Upper Deck Entertainment planned the year-round professional $1 million Organized Play Pro Circuit prior to the release of the game.

===Notable players in UDE Organized Play===
The following is a listing of players who have won more than one 10K event or have won a Pro Circuit event.

- William Hodack, 2004 Origins $10K Champion, June 26, 2004
- Marshall James, 2004 Philadelphia $10k Champion, July 10, 2004
- Jeremy Tucker, 2004 $10K Champion, Wizard World Chicago
- Brian Kibler, first-ever Pro Circuit Champion, Gen Con Indy, August 22, 2004
- Robert Leander, $10K Wizard World Texas Champion, November 6, 2004, $10K New Jersey Champion, January 15, 2005; first Vs. System player to win multiple $10K events
- Ryan Jones, Pro Circuit Los Angeles Champion, December 3, 2004
- Hans Joachim Höh (Hans served a 3-year ban for cheating in the top 8 of a Pro Circuit), $10K Hannover Champion, February 5, 2005, $10K Bologna Champion, February 20, 2005, $10K Bremen Champion, December 3, 2005
- Dean Sohlne, $10K London Champion, March 21, 2005, $10K Amsterdam Champion, April 9, 2005.
- Michael Jacob, $10K Chicago Champion, April 2, 2005, $10K Toronto Champion, August 27, 2005, $10K Orlando Champion, October 15, 2005
- Ian Vincent, Pro Circuit San Francisco Champion
- Trey Kelly, Pro Circuit New York Champion
- Anthony Calabrese, Pro Circuit Indianapolis 2006 Champion
- Adam Horvath, Pro Circuit Amsterdam Champion, April 7, 2005
- Adam Bernstein, Pro Circuit New York Champion, May 26, 2005
- Adam Prosak, $10K San Diego Champion, July 15, 2005, $10K Atlanta Champion, September 4, 2005 Pro Circuit Los Angeles November 17, 2006
- Kakarot Turker, $10K Sydney Champion, December 1, 2006, 6 consecutive 10K top 8s
- Darryn Ying, $10K Melbourne Champion, October 20, 2006,
- Vidianto Wijaya, Pro Circuit Atlanta Champion, March 24, 2006; as of August 13, 2006, has a record five Pro Circuit top eight finishes and has won over $100,000
- Kyle Dembinski, Pro Circuit Sydney 2007 winner
- John Hammond, $10K Indy 2007 Champion - Bring Your Own Set format
- Brian Eugenio, 1st Vs. Worlds Champion 2008
- Robert Rietze, Gen Con Indy 2008 1st Place
- Alexander Antonias, Brisbane and Adelaide 10k champion

===Banned list===
As with most TCGs, the ever-increasing card pool leads to more and more combinations and possibilities. While this is generally considered to be a positive factor, sometimes these combinations bring a degeneracy that is unhealthy for tournament play and the long term health of the game. When this occurs, organized play intervenes and the offending cards are usually banned. The first card to be banned was "Overload" banned because of its synergy with various attackpumps. Used in tandem, players were able to stun their opponent's board at minimal cost. UDE later released a fixed—playable but unremarkable—version of the card called System Failure, released in MAV.

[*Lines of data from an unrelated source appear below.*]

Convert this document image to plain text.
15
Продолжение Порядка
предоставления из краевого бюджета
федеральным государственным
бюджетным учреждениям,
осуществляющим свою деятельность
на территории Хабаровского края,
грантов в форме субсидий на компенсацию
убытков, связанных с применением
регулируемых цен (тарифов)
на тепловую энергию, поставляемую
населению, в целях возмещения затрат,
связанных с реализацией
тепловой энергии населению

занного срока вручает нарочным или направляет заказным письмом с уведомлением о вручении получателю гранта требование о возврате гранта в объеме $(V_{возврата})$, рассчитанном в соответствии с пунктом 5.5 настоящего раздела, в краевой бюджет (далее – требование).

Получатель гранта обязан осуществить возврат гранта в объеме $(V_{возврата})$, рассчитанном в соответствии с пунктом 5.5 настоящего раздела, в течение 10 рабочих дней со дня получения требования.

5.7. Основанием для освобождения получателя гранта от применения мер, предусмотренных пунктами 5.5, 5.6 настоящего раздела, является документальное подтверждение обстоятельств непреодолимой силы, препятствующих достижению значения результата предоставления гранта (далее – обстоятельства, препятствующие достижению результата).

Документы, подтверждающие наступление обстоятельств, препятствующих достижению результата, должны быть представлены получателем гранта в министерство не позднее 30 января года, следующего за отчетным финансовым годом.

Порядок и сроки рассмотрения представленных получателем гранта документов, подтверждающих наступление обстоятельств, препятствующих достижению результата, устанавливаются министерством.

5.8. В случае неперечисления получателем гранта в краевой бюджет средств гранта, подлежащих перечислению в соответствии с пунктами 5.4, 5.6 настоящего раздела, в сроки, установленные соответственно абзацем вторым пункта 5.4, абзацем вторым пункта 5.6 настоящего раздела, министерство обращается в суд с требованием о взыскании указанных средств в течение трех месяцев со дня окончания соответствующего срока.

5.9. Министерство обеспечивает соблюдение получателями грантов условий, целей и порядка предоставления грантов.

Unlike most CCGs which have banned lists unique to various formats, UDE has chosen to have one universal all-encompassing banned list.

==Video game==
A video game based on the Vs. System was released on February 27, 2007 for the PC, PSP and Nintendo DS. It was developed by Vicious Cycle Software and published by Konami. The game has been named as the Marvel Trading Card game and only includes cards from Marvel Origins and Marvel-based expansions up to the Avengers set.

==Awards==
In 2004, Vs. System won the Gamers' Choice Award and was also nominated for Best Collectible Card Game or Expansion both from Origins Awards. In 2005 it received the Game of the Year award from InQuest Gamer.